I say all this because I found the performance echt Tcherniakov, characteristically mesmerizing and revelatory (his Parsifal Act II is harrowing in its profundity), and as I sat there tearing my hair, the garments I rent were my bedclothes.

My point, if you've stayed with me, is that there's a great deal to be said about recorded music. When I decided to begin our ghastly century (and spend my retirement) in the exquisite mountains of northern Laos, San Francisco friends reasonably asked me how I thought I could transition there from nightly live performances.

But my music-listening career began in rural South Dakota, a place more like Luang Prabang than you could possibly imagine, lying on the floor savoring the latest offerings from the Columbia Record Club. Correctly, it turned out, that was good enough training for life without "live" concerts.

Yes, I know that seeing an opera or concert 'in the house' is better. It had been so long since I had attended a concert that when I was stuck in Sapporo, Hokkaido for 16 days because Thai protesters had inadvertently taken over Bangkok's Suvarnaphumi Airport and could hardly just give it back, I bought a mouth-watering new recording of La Sonnambula (there was a Tower Records; I knew I'd be fine) with Cecilia Bartoli and Juan Diego Florez.

It — Cecilia, anyway — was so horrid I threw it out my hotel window into a dumpster ten floors below.

When it became clear that a return to Bangkok was a distant dream, I went to Sapporo's excellent Visitors' Center to discover that the London Symphony Orchestra was playing at the acoustically perfect Kitara that evening for 200,000 yen I was more than happy to part with.

When the orchestra came on stage to tune, I started crying (this alarms and appalls the Japanese) at the spine-tingling immediacy of the sound. Gergiev was conducting as if he had a plane to catch, as indeed they all did, so the concert was a snooze, but you get my point.

So Tcherniakov sets his Onegin in what is to all intents a unit set, which is to say that there is a long table dominating every tableau, a classy, rich-people one in the final scene. It was like a skewed vision of 'The Last Supper,' and for the Lenski it was.

His duel with Onegin happened "in the room," where they tussled over a single rifle that fired, accidentally, blowing Lenski onto the lesser tabletop, where he lay like a very dead roast pig. It's always been a tricky scene to stage, and I found Tcherniakov's way with it a tidy solution and not the least gratuitously funny (as it might have been in Barry Kosky's Onegin, except it wasn't, because I saw that on video, too).

Marius Kwiecen's Onegin was not the Heathcliff cum Bluebeard of tradition but, pace the great Hvorostovsky's untouchability in the role, Kwiecen's disciplined playing out of Tcherniakov's concept of Onegin as a dilettante too self-absorbed by half put a slant on the opera that didn't hurt it a bit.
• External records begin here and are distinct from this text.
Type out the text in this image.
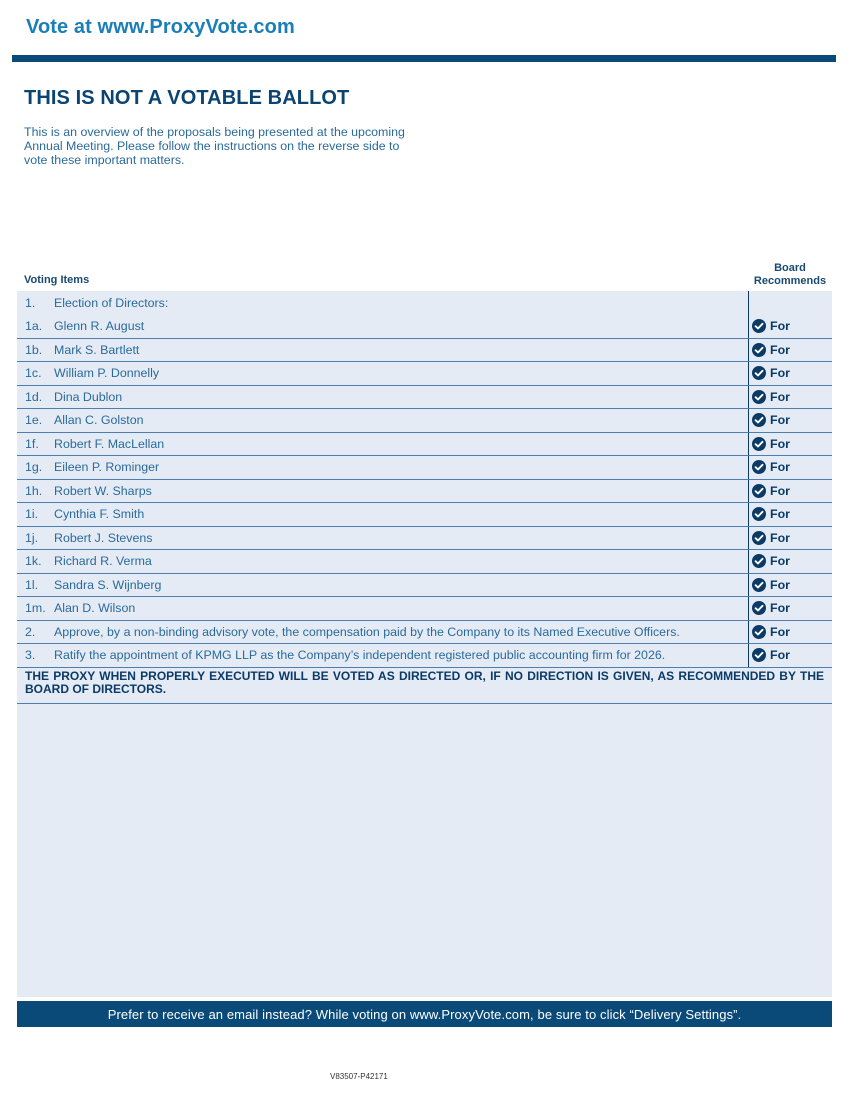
Vote at www.ProxyVote.com
THIS IS NOT A VOTABLE BALLOT

This is an overview of the proposals being presented at the upcoming Annual Meeting. Please follow the instructions on the reverse side to vote these important matters.

Voting Items
Board
Recommends
1.	Election of Directors:
1a. Glenn R. August	For
1b. Mark S. Bartlett	For
1c.	William P. Donnelly	For
1d. Dina Dublon	For
1e. Allan C. Golston	For
1f.	Robert F. MacLellan	For
1g. Eileen P. Rominger	For
1h. Robert W. Sharps	For
1i.	Cynthia F. Smith	For
1j.	Robert J. Stevens	For
1k.	Richard R. Verma	For
1l.	Sandra S. Wijnberg	For
1m. Alan D. Wilson	For
2.	Approve, by a non-binding advisory vote, the compensation paid by the Company to its Named Executive Officers.	For
3.	Ratify the appointment of KPMG LLP as the Company’s independent registered public accounting firm for 2026.	For
THE PROXY WHEN PROPERLY EXECUTED WILL BE VOTED AS DIRECTED OR, IF NO DIRECTION IS GIVEN, AS RECOMMENDED BY THE BOARD OF DIRECTORS.
Prefer to receive an email instead? While voting on www.ProxyVote.com, be sure to click “Delivery Settings”.
V83507-P42171
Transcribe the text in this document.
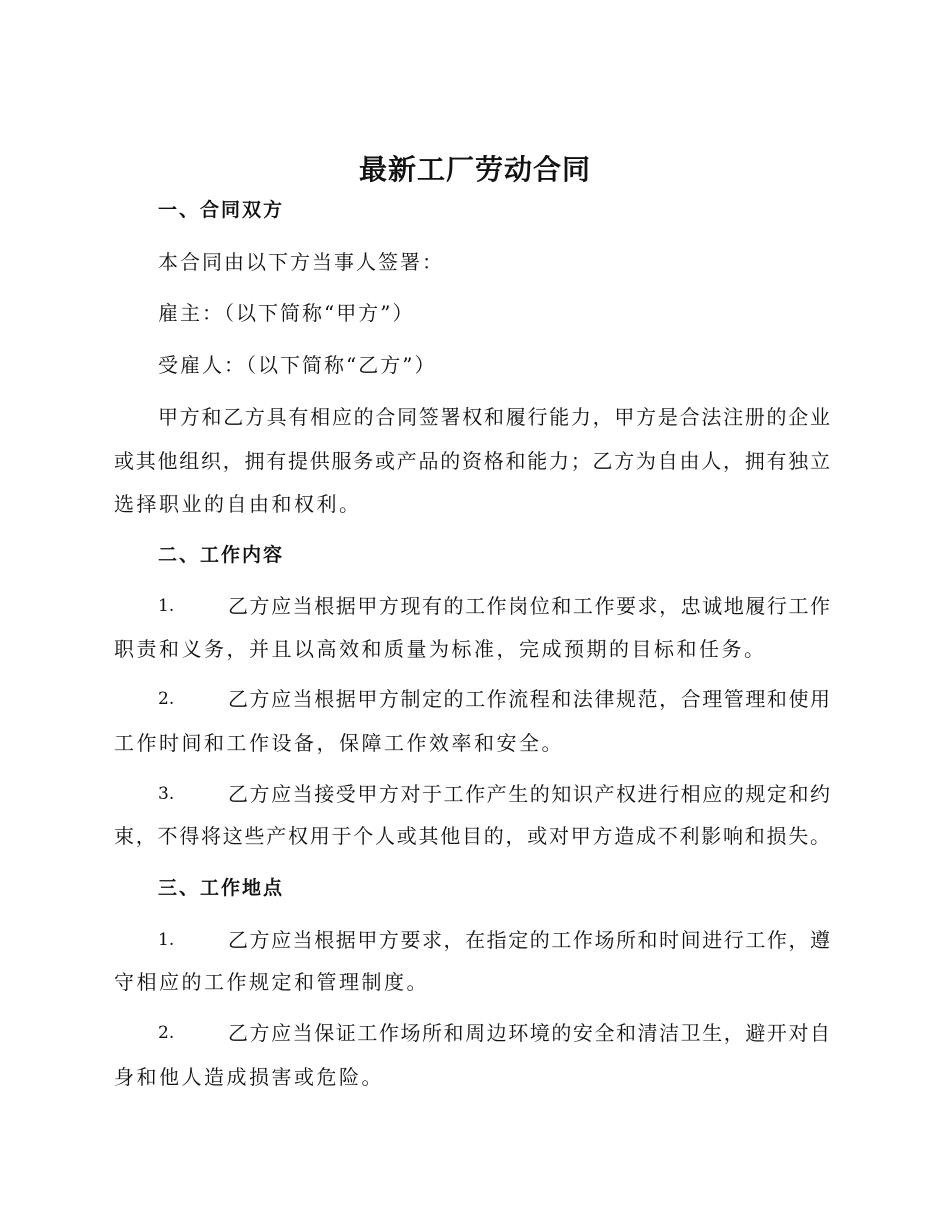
最新工厂劳动合同
一、合同双方
本合同由以下方当事人签署：
雇主：（以下简称“甲方”）
受雇人：（以下简称“乙方”）
甲方和乙方具有相应的合同签署权和履行能力，甲方是合法注册的企业
或其他组织，拥有提供服务或产品的资格和能力；乙方为自由人，拥有独立
选择职业的自由和权利。
二、工作内容
1.	乙方应当根据甲方现有的工作岗位和工作要求，忠诚地履行工作
职责和义务，并且以高效和质量为标准，完成预期的目标和任务。
2.	乙方应当根据甲方制定的工作流程和法律规范，合理管理和使用
工作时间和工作设备，保障工作效率和安全。
3.	乙方应当接受甲方对于工作产生的知识产权进行相应的规定和约
束，不得将这些产权用于个人或其他目的，或对甲方造成不利影响和损失。
三、工作地点
1.	乙方应当根据甲方要求，在指定的工作场所和时间进行工作，遵
守相应的工作规定和管理制度。
2.	乙方应当保证工作场所和周边环境的安全和清洁卫生，避开对自
身和他人造成损害或危险。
Tatyana's first scene was a nail-biter insofar as it seemed she was going to be the obligatory crazy woman, careening between Lucia di Lammermoor and Melisande (Tcherniakov had a superb new Pelleas DVD under his belt). But Tatiana (yes) Monogarova was spot on vocally and character-wise, the Letter Scene for once a gripping portrayal of the extreme madness of young first love, and her final scene the essence of marital composure.

To top it off, my first in-the-theater Tatyana, the superb Bolshoi soprano Makvala Kasrashvili, was back, having graduated to the character role of Madame Larina, brilliantly. There are far worse fates than being left to one's recordings for a while.